In the paragraph beginning with "The ownership of the files and directories...", it should say at the end, "You can use the chown command to change the user to susan and the group to delta:"

As you stated, user accounts come and go. So it's also worth mentioning that numeric values for user and/or group will be displayed if there are not matching entries in /etc/password and /etc/group.

After all, its only for the benefit of "Meatspace" that the numbers need to be mapped to text.

This is important: "Depending on your role, you may need to use sudo to change ownership of a file."

If user "alan" is not a privileged user, he cannot give away ownership of his files to user "susan".

If user "susan" is not a privileged user, she cannot give those files back to user "alan", after ownership was given to her.

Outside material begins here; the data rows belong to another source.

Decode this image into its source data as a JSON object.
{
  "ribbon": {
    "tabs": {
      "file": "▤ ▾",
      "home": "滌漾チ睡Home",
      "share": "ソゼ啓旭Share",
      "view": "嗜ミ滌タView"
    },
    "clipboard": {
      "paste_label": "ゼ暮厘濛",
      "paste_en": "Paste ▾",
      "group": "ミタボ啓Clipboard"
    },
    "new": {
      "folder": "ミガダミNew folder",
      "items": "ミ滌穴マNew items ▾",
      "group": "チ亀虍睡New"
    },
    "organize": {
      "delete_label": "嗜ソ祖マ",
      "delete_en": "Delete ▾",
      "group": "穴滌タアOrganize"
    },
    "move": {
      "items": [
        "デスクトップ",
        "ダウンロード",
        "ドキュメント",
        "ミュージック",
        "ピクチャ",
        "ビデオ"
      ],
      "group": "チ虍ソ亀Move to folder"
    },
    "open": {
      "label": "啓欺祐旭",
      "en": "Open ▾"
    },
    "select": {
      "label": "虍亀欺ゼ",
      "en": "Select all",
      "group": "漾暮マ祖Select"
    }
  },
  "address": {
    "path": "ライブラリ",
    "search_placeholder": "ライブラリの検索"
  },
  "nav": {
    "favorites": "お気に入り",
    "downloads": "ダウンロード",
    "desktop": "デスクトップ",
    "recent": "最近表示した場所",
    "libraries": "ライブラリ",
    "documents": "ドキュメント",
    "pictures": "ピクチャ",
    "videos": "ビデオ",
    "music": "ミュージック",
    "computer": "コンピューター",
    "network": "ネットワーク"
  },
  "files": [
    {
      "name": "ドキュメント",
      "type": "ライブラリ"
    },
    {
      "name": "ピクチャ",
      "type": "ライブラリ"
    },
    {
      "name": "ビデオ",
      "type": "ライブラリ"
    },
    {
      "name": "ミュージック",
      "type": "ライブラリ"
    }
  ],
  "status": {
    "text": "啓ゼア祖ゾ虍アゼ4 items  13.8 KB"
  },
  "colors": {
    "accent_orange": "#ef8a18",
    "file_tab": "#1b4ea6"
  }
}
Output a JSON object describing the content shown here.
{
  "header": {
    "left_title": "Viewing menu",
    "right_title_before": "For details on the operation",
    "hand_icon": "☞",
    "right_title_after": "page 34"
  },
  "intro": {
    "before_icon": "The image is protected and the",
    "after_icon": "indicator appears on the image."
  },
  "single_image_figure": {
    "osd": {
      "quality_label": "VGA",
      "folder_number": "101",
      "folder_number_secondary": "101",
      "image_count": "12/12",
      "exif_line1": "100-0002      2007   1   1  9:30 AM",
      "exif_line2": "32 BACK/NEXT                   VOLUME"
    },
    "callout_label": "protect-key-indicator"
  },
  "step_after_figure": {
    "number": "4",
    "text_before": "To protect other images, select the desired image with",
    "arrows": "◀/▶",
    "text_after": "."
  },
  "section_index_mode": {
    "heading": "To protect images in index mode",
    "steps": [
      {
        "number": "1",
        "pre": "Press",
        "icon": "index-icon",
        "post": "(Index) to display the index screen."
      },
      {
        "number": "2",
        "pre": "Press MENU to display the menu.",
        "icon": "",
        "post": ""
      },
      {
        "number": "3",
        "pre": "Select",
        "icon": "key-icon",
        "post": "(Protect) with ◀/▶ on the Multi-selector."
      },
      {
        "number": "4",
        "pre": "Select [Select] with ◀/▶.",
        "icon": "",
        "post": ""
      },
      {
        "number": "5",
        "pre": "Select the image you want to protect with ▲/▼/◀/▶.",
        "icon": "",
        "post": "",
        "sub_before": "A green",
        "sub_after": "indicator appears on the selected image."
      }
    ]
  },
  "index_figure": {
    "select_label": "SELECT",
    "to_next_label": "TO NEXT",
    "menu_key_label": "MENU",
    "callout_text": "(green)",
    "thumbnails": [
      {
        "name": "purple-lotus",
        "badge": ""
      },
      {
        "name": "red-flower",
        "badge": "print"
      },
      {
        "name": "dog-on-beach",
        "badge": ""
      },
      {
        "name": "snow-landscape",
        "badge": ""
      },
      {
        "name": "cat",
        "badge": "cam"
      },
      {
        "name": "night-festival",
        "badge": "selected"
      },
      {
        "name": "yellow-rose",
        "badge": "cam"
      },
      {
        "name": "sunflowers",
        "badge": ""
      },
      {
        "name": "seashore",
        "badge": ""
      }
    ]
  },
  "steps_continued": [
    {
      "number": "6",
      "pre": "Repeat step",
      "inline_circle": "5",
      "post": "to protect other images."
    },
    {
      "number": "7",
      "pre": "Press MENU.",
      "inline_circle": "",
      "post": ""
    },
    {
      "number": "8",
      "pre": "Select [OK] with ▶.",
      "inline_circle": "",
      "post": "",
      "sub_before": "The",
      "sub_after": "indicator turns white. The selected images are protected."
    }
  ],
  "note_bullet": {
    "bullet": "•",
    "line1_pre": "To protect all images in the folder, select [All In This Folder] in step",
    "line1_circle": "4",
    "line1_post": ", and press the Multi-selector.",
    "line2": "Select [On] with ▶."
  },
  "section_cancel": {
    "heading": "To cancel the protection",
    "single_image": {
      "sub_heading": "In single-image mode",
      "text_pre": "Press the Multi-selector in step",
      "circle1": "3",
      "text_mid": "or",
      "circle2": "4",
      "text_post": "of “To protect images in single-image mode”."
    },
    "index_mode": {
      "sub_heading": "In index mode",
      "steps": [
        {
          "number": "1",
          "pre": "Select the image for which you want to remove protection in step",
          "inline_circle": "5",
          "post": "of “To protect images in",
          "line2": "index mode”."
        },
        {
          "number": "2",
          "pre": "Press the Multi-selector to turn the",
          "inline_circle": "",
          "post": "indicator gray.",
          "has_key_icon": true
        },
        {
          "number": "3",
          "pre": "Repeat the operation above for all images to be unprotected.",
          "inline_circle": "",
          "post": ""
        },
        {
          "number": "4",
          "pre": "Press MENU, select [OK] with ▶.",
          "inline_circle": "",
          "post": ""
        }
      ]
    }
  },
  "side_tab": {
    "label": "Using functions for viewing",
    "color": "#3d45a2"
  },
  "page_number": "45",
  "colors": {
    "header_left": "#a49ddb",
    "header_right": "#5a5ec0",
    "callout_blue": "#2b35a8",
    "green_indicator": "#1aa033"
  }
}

Only root can do that (I think). So running the command via "sudo" would be required to work through the examples.

This is interesting, from the man page for the "chown" system call
(man 2 chown):

"Only a privileged process (Linux: one with the CAP_CHOWN capability) may change the owner of a file. The owner of a file may change the group of the file to any group of which that owner is a member. A privileged process (Linux: with CAP_CHOWN) may change the group arbitrarily."

I'm not sure how a process gets the CAP_CHOWN capability. I suppose it is based on the invoking user. I'd be curious to learn how to do this for users alan and susan, as in the article.

Can this still be done by giving those users UID 0 and GID 0 in the /etc/passswd file?